WHAT IS GLBA AND HOW IS IT RELATED TO SAP
The Gramm-Leach-Bliley Act requires financial institutions and affiliated companies to protect consumers’ nonpublic personal information or personally identifiable information (PII).
Section 501 of the GLBA, “Protection of Nonpublic Personal Information,” requires financial institutions to establish appropriate standards related to the administrative, technical, and physical safeguards of customer records and information.
The scope of these safeguards is defined in the GLBA Data Protection Rule, which states that financial institutions must:
- Ensure the security and confidentiality of customer data
- Protect against any reasonably anticipated threats or hazards to the security or integrity of such data
- Protect against unauthorized access to, or use of, such data that would result in substantial harm or inconvenience to any customer
Financial institutions intensively use SAP systems to support their mission-critical business processes and shall comply with GLBA.
HOW CAN WE HELP TO MAKE YOUR SAP GLBA-COMPLIANT
With the help of our flagship product ERPScan Security Monitoring Suite and our professional services, such as SAP Security Audit and SAP Vulnerability Management, you can enhance your compliance with GLBA by identifying potential risks and eliminating them in due time.
ERPScan solutions go beyond GLBA:
- ERPScan tool or ERPScan Professional services team inventories SAP landscape, detects all important assets, and identifies places where critical data is stored.

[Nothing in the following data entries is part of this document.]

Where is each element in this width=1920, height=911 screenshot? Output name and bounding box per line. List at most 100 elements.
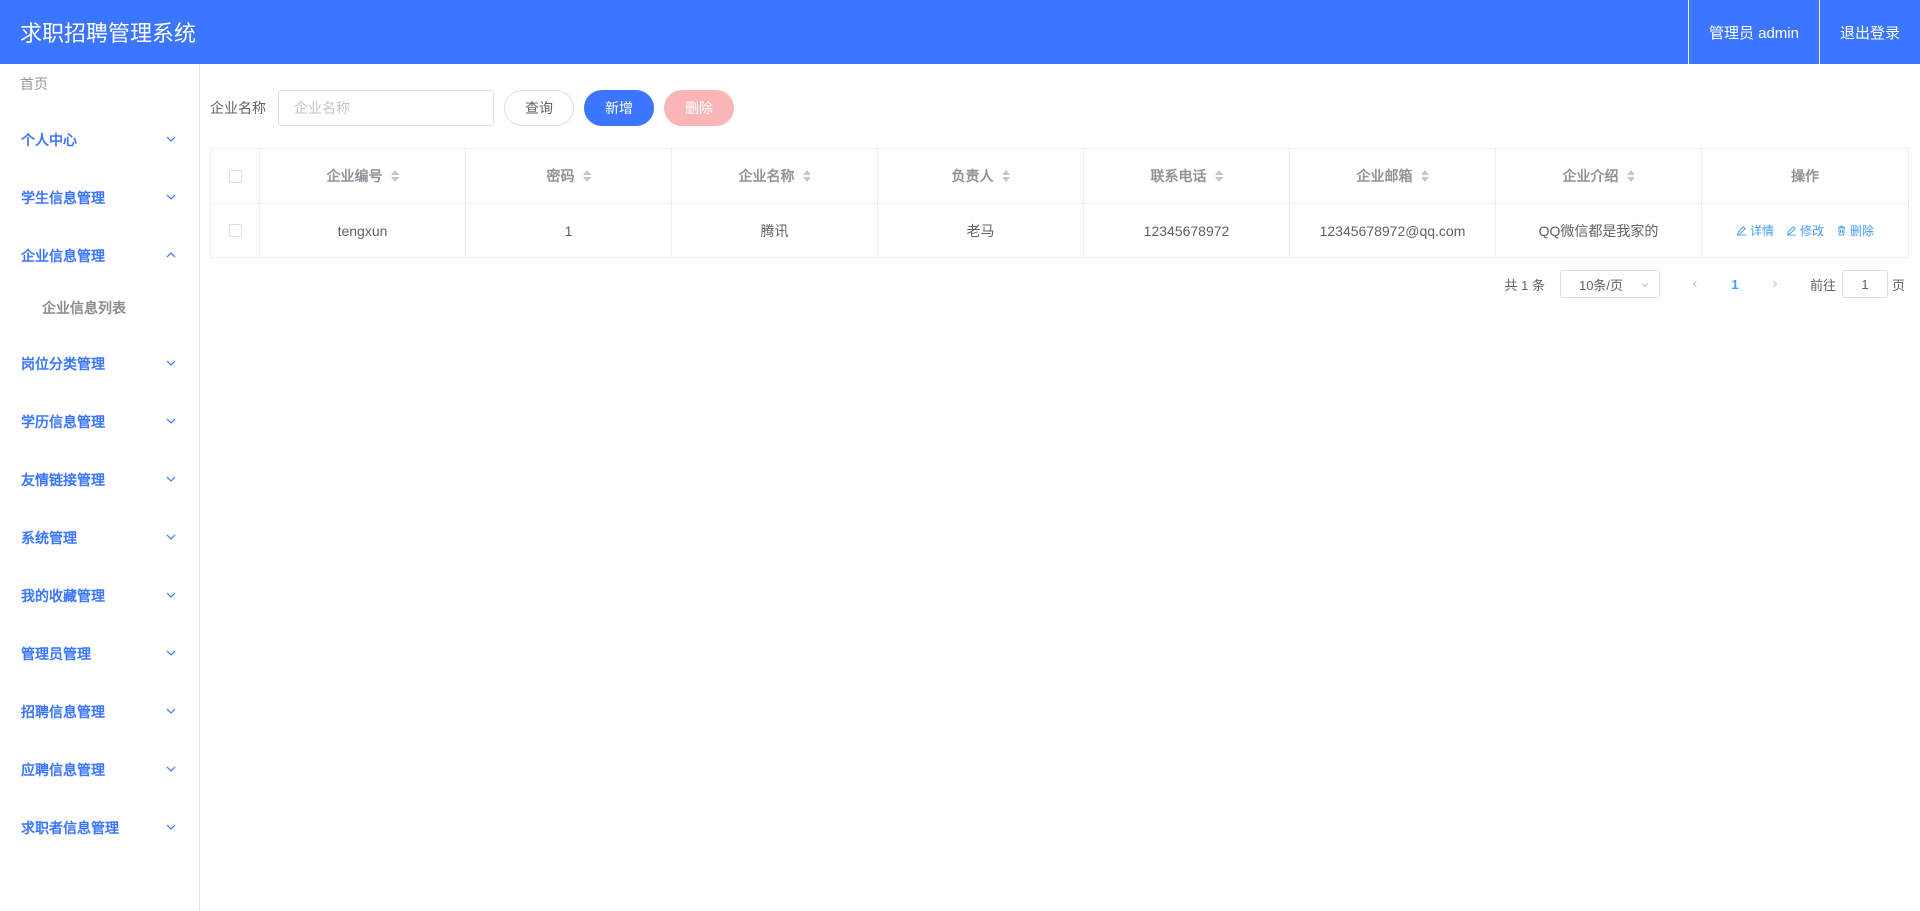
sort-icon[interactable] xyxy=(1420,170,1429,182)
chevron-down-icon xyxy=(166,824,176,830)
edit-icon xyxy=(1736,226,1747,236)
edit-link-label: 修改 xyxy=(1799,224,1824,238)
sidebar-item-label: 岗位分类管理 xyxy=(21,356,105,372)
company-table: 企业编号 密码 企业名称 负责人 联系电话 企业邮箱 企业介绍 操作 tengx… xyxy=(210,148,1909,258)
sort-icon[interactable] xyxy=(582,170,591,182)
chevron-down-icon xyxy=(166,650,176,656)
add-button[interactable]: 新增 xyxy=(584,90,654,126)
page-number-button[interactable]: 1 xyxy=(1720,270,1750,298)
chevron-down-icon xyxy=(166,360,176,366)
sidebar-item-label: 学生信息管理 xyxy=(21,190,105,206)
sort-icon[interactable] xyxy=(802,170,811,182)
chevron-right-icon xyxy=(1773,280,1778,288)
prev-page-button[interactable] xyxy=(1680,270,1710,298)
sidebar-item-friend-links[interactable]: 友情链接管理 xyxy=(0,460,199,500)
column-header[interactable]: 企业介绍 xyxy=(1496,149,1702,203)
sidebar-item-education[interactable]: 学历信息管理 xyxy=(0,402,199,442)
sidebar-item-student-info[interactable]: 学生信息管理 xyxy=(0,178,199,218)
column-header: 操作 xyxy=(1702,149,1908,203)
select-all-checkbox[interactable] xyxy=(228,169,242,183)
column-header-label: 操作 xyxy=(1791,168,1819,184)
goto-suffix: 页 xyxy=(1891,277,1905,293)
goto-prefix: 前往 xyxy=(1809,277,1836,293)
sidebar-item-label: 学历信息管理 xyxy=(21,414,105,430)
goto-page-input[interactable] xyxy=(1841,270,1888,298)
sort-icon[interactable] xyxy=(390,170,399,182)
chevron-down-icon xyxy=(166,708,176,714)
chevron-down-icon xyxy=(166,766,176,772)
logout-button[interactable]: 退出登录 xyxy=(1818,0,1920,64)
column-header[interactable]: 负责人 xyxy=(878,149,1084,203)
sidebar: 首页 个人中心 学生信息管理 企业信息管理 企业信息列表 岗位分类管理 学历信息… xyxy=(0,64,200,911)
pagination: 共 1 条 10条/页 1 前往 页 xyxy=(1504,270,1905,298)
table-row: tengxun 1 腾讯 老马 12345678972 12345678972@… xyxy=(211,204,1908,257)
table-cell: 12345678972@qq.com xyxy=(1290,204,1496,257)
sort-icon[interactable] xyxy=(1214,170,1223,182)
sidebar-item-label: 企业信息管理 xyxy=(21,248,105,264)
search-bar: 企业名称 查询 新增 删除 xyxy=(210,90,734,126)
row-checkbox-cell xyxy=(211,204,260,257)
delete-link-label: 删除 xyxy=(1850,224,1875,238)
pagination-total: 共 1 条 xyxy=(1504,277,1545,293)
sidebar-item-job-category[interactable]: 岗位分类管理 xyxy=(0,344,199,384)
sidebar-item-label: 系统管理 xyxy=(21,530,77,546)
sidebar-item-label: 应聘信息管理 xyxy=(21,762,105,778)
column-header[interactable]: 企业名称 xyxy=(672,149,878,203)
chevron-down-icon xyxy=(166,136,176,142)
chevron-down-icon xyxy=(166,534,176,540)
column-header[interactable]: 联系电话 xyxy=(1084,149,1290,203)
sidebar-item-label: 招聘信息管理 xyxy=(21,704,105,720)
chevron-left-icon xyxy=(1692,280,1697,288)
column-header[interactable]: 企业邮箱 xyxy=(1290,149,1496,203)
column-header-label: 联系电话 xyxy=(1150,168,1207,184)
column-header-label: 企业邮箱 xyxy=(1356,168,1413,184)
sidebar-item-system[interactable]: 系统管理 xyxy=(0,518,199,558)
column-header-label: 企业编号 xyxy=(326,168,383,184)
sidebar-item-recruitment[interactable]: 招聘信息管理 xyxy=(0,692,199,732)
column-header-label: 企业名称 xyxy=(738,168,795,184)
delete-link[interactable]: 删除 xyxy=(1836,222,1874,239)
header-checkbox-cell xyxy=(211,149,260,203)
row-checkbox[interactable] xyxy=(228,224,242,237)
edit-icon xyxy=(1786,226,1797,236)
chevron-up-icon xyxy=(166,252,176,258)
table-cell: 1 xyxy=(466,204,672,257)
table-cell: tengxun xyxy=(260,204,466,257)
table-cell: 腾讯 xyxy=(672,204,878,257)
sidebar-item-company-info[interactable]: 企业信息管理 xyxy=(0,236,199,276)
detail-link[interactable]: 详情 xyxy=(1736,222,1774,239)
page-jumper: 前往 页 xyxy=(1810,270,1905,298)
app-title: 求职招聘管理系统 xyxy=(20,21,197,46)
sidebar-item-personal-center[interactable]: 个人中心 xyxy=(0,120,199,160)
query-button[interactable]: 查询 xyxy=(504,90,574,126)
top-bar: 求职招聘管理系统 管理员 admin 退出登录 xyxy=(0,0,1920,64)
admin-user-label[interactable]: 管理员 admin xyxy=(1687,0,1819,64)
edit-link[interactable]: 修改 xyxy=(1786,222,1824,239)
column-header[interactable]: 密码 xyxy=(466,149,672,203)
column-header[interactable]: 企业编号 xyxy=(260,149,466,203)
table-cell: QQ微信都是我家的 xyxy=(1496,204,1702,257)
sidebar-home-link[interactable]: 首页 xyxy=(20,74,48,94)
sidebar-item-label: 个人中心 xyxy=(21,132,77,148)
sort-icon[interactable] xyxy=(1001,170,1010,182)
chevron-down-icon xyxy=(166,476,176,482)
sidebar-item-applications[interactable]: 应聘信息管理 xyxy=(0,750,199,790)
sort-icon[interactable] xyxy=(1626,170,1635,182)
next-page-button[interactable] xyxy=(1760,270,1790,298)
column-header-label: 企业介绍 xyxy=(1562,168,1619,184)
main-content: 企业名称 查询 新增 删除 企业编号 密码 企业名称 负责人 xyxy=(200,64,1920,911)
sidebar-item-job-seekers[interactable]: 求职者信息管理 xyxy=(0,808,199,848)
search-label: 企业名称 xyxy=(210,100,266,116)
table-header-row: 企业编号 密码 企业名称 负责人 联系电话 企业邮箱 企业介绍 操作 xyxy=(211,149,1908,204)
chevron-down-icon xyxy=(166,418,176,424)
chevron-down-icon xyxy=(166,592,176,598)
column-header-label: 密码 xyxy=(546,168,575,184)
company-name-search-input[interactable] xyxy=(278,90,494,126)
detail-link-label: 详情 xyxy=(1749,224,1774,238)
page-size-select[interactable]: 10条/页 xyxy=(1559,270,1660,298)
sidebar-item-admins[interactable]: 管理员管理 xyxy=(0,634,199,674)
sidebar-item-favorites[interactable]: 我的收藏管理 xyxy=(0,576,199,616)
sidebar-subitem-company-list[interactable]: 企业信息列表 xyxy=(0,288,199,328)
trash-icon xyxy=(1837,225,1846,236)
batch-delete-button[interactable]: 删除 xyxy=(664,90,734,126)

- ERPScan identifies all users who have access to information assets from deep level authorizations perspective with the help of ERPScan Segregation of Duties module.
- ERPScan can help detecting all 7000+ misconfigurations and 3800+ vulnerabilities, which can be used to get unauthorized access to SAP systems, be it SAP ABAP, JAVA or HANA-based solution.
- ERPScan helps fixing all necessary issues with the help of ERPScan auto-correction functionality and detailed remediation descriptions for all issues.
- Finally, the solution continuously monitors SAP systems for new vulnerabilities.
In order to apply organization wide security policies in SAP environment and implement the required security control, we use SAP Cybersecurity Framework. The document describes what management and operational processes should be implemented in SAP and how to link them to high-level compliance requirements.